2.在perf不支持probe功能的情况下(内核版本低于3.10内核,高版本内核也可用),只能使用systemtap(依赖 kernel-debuginfo kernel-debuginfo-common kernel-devel包)打点跟踪,下面可以举个简单例子
vim trace_slab_cache.stp
#/usr/sbin/stap
global count
probe kernel.function("kmem_cache_alloc")
{
if( kernel_string($cachep->name) == "scsi_data_buffer"){ #scsi_data_buffer是我们要追踪的slab cache名称
count++;//分配时+1;
printf("======execname:%s======cache name:%s======\n",execname(),kernel_string($cachep->name));(高版本cachep为s)
printf("=================alloc strace====================\n");
print_backtrace();
}
}
probe kernel.function("kmem_cache_free")
{
if( kernel_string($cachep->name) == "scsi_data_buffer"){ #scsi_data_buffer是我们要追踪的slab cache名称
count--;//释放时-1
printf("======execname:%s======cache name:%s======\n",execname(),kernel_string($cachep->name));(高版本cachep为s)

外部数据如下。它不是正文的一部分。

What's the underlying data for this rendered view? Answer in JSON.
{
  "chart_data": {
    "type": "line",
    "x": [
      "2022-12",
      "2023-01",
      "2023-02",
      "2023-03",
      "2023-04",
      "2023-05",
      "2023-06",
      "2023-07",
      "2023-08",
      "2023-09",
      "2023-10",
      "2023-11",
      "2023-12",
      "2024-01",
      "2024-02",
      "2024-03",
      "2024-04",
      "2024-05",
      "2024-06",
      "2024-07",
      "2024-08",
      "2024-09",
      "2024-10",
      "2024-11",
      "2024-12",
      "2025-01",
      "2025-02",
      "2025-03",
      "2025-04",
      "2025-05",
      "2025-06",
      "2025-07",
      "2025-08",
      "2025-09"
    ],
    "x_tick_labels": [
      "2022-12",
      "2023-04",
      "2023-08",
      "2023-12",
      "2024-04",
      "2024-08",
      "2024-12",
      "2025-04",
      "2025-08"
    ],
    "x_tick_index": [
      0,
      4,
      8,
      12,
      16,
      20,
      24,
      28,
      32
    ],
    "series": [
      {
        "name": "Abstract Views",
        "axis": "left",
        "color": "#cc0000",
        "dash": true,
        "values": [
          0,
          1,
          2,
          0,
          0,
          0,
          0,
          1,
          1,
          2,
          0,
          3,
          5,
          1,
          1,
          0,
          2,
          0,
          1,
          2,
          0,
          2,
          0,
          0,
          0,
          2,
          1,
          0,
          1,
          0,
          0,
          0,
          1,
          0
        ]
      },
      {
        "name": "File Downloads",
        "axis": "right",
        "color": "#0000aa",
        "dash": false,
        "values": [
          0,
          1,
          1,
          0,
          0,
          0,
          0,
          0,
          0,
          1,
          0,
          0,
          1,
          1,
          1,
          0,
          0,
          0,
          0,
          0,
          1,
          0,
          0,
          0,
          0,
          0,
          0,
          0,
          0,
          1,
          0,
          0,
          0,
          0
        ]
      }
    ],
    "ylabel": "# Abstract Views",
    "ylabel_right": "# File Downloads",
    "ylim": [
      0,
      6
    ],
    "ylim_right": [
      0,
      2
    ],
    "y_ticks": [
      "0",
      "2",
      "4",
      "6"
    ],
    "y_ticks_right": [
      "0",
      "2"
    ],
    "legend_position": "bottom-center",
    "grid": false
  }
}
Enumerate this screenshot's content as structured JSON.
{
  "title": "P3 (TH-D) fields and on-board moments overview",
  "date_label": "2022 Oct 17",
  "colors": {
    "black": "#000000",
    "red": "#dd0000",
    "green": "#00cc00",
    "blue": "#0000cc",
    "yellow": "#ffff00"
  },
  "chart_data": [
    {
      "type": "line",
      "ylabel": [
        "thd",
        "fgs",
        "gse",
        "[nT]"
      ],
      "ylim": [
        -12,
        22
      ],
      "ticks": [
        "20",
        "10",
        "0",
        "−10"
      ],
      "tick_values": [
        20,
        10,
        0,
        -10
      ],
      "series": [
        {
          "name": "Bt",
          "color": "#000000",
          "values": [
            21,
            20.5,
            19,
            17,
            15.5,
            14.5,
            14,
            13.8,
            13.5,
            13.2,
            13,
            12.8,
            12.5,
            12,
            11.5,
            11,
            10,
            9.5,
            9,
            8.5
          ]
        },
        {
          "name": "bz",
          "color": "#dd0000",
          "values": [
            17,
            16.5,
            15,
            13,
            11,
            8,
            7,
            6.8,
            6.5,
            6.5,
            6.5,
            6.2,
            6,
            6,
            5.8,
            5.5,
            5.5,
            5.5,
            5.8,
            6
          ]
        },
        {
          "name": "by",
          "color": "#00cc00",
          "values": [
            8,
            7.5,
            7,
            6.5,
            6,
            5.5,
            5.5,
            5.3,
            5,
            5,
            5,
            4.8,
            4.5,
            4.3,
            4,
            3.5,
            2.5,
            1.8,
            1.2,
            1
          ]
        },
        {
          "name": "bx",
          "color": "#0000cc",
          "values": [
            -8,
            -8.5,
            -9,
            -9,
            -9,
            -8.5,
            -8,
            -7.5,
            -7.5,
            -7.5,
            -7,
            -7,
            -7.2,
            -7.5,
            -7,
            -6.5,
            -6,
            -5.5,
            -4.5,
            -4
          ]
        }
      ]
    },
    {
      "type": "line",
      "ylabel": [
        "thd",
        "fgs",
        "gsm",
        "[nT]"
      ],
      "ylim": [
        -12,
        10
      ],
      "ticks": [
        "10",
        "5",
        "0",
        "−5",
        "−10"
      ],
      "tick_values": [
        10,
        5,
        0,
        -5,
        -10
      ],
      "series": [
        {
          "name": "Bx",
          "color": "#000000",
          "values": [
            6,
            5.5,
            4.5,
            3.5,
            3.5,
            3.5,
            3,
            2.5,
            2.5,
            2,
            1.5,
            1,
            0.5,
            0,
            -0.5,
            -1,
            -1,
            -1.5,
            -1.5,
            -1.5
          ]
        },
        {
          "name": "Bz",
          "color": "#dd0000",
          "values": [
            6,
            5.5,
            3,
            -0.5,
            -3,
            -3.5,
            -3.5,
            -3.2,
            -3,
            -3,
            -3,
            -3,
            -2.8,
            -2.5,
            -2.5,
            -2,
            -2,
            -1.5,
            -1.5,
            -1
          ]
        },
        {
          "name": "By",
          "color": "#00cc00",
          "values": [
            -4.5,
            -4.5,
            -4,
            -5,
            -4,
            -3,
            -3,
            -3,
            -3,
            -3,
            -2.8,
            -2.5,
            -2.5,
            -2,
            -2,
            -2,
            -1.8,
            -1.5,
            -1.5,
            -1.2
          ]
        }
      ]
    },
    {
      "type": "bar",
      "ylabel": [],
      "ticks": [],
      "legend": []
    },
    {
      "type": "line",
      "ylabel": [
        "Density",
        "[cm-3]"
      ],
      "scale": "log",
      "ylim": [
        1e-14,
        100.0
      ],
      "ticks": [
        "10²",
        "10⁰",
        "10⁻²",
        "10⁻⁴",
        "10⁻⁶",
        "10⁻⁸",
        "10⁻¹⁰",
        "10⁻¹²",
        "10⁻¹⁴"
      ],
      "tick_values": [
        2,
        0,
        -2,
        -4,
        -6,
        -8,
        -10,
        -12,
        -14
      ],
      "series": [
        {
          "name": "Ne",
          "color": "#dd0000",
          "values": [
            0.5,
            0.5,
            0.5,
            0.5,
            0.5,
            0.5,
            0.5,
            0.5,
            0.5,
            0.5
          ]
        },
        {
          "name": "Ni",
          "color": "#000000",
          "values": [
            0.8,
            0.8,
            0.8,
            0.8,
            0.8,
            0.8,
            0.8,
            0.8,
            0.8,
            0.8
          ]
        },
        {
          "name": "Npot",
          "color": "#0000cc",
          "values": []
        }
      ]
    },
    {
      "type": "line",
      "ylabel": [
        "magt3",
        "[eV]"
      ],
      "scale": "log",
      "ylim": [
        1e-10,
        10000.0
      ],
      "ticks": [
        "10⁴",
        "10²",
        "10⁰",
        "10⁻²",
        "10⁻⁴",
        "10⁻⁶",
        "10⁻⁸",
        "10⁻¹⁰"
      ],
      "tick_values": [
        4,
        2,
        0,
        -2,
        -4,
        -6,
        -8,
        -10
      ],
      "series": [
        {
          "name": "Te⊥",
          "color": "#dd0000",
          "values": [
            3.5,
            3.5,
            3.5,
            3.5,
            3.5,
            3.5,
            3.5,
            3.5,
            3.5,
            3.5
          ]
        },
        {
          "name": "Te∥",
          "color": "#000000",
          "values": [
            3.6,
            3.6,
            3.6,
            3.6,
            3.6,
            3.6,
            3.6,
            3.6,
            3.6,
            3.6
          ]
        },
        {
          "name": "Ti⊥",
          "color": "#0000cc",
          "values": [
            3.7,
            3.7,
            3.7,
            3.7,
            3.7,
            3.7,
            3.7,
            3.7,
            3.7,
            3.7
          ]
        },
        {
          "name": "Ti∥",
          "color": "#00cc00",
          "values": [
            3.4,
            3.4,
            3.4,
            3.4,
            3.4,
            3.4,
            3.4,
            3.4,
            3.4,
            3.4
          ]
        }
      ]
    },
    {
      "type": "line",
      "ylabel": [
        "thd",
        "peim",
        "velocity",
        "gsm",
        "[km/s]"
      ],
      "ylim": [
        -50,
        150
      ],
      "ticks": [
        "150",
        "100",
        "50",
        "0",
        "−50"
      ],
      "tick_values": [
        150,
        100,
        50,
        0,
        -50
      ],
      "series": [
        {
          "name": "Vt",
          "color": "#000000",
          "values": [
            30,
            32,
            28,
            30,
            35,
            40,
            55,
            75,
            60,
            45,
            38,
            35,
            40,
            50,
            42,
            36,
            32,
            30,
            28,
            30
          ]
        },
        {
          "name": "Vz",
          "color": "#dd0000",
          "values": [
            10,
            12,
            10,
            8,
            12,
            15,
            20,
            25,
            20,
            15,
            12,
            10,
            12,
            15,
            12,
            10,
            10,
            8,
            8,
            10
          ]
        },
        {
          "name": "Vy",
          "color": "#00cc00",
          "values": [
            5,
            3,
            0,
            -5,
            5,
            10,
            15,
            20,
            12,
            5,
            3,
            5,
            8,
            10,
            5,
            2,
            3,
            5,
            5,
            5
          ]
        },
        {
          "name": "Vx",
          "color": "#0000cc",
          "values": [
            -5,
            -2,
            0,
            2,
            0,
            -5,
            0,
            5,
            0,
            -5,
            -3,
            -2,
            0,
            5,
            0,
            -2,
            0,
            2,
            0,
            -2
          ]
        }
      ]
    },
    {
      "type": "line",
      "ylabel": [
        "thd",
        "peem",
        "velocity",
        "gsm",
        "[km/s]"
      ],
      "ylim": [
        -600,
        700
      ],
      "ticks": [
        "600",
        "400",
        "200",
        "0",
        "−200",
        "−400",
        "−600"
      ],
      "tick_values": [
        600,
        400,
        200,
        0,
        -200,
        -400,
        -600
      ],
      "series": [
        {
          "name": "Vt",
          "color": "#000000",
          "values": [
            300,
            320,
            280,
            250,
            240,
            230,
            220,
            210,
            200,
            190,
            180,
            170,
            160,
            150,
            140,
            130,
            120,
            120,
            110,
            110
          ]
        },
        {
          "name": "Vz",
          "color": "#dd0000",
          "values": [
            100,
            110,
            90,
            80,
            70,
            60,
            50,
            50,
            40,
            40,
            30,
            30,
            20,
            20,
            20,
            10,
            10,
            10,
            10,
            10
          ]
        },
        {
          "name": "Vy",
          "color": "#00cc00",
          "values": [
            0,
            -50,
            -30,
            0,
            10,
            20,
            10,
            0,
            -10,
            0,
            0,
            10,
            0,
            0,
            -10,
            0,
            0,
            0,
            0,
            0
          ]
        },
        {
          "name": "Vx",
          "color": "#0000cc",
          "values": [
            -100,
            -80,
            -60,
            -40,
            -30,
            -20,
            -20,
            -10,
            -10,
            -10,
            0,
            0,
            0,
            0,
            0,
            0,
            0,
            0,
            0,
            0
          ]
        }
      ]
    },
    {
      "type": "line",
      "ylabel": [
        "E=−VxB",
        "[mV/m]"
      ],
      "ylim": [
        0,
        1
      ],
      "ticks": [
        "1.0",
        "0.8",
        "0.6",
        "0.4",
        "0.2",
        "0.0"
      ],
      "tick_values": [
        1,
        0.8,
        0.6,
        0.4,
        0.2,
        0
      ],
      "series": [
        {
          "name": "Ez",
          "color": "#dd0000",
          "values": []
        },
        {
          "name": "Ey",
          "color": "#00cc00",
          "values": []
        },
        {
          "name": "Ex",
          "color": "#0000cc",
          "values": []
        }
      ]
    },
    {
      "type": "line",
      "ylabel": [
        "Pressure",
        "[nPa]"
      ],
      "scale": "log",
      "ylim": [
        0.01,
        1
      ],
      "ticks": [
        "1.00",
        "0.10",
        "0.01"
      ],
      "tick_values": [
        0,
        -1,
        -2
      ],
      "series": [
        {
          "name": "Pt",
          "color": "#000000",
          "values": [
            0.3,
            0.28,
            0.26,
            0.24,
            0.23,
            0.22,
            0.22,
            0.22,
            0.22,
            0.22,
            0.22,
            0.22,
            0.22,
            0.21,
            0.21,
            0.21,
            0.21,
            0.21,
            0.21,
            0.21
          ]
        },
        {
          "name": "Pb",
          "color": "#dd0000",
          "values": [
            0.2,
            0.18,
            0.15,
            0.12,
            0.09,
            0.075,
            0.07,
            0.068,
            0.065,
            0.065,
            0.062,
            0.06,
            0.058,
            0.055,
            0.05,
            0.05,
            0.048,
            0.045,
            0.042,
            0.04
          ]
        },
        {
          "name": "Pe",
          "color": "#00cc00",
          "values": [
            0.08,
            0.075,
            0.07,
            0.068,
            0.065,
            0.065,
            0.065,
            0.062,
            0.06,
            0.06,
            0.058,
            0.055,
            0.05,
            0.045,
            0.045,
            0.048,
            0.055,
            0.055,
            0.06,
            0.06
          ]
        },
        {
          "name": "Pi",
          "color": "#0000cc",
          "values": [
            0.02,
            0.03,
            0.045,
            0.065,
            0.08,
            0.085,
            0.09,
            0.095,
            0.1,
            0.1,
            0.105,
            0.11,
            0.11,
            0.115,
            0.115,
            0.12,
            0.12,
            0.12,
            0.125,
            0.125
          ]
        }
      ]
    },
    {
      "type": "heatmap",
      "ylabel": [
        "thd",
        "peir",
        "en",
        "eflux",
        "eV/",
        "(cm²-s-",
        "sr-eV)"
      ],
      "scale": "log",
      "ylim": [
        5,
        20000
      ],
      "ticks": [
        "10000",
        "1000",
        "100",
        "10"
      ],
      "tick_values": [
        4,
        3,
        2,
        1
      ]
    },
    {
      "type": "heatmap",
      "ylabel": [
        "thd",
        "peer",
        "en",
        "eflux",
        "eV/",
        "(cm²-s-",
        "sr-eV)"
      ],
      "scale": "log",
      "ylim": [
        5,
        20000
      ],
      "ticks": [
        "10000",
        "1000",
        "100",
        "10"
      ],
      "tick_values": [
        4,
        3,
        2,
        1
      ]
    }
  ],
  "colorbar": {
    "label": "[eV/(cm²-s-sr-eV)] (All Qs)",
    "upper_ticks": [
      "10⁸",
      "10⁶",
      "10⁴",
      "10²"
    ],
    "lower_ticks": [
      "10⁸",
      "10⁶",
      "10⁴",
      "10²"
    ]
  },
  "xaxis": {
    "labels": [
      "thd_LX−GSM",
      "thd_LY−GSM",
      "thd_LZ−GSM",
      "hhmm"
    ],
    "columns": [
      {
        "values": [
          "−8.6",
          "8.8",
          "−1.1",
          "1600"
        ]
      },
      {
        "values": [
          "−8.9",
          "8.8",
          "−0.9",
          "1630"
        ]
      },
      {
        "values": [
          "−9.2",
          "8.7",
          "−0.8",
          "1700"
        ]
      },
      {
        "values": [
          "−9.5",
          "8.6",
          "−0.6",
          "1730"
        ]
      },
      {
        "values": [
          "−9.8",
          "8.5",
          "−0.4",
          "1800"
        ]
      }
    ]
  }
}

printf("=================free strace====================\n");
print_backtrace();
}
}
probe timer.s(10)
{
printf("====================count:%d===============\n",count);//打印内存分配次数,粗略的打印,需要先确保流程单一,结果为正值可能存在泄漏
}
执行stap --all-modules trace_slab_cache.stp即可打印跟踪堆栈和分配计数。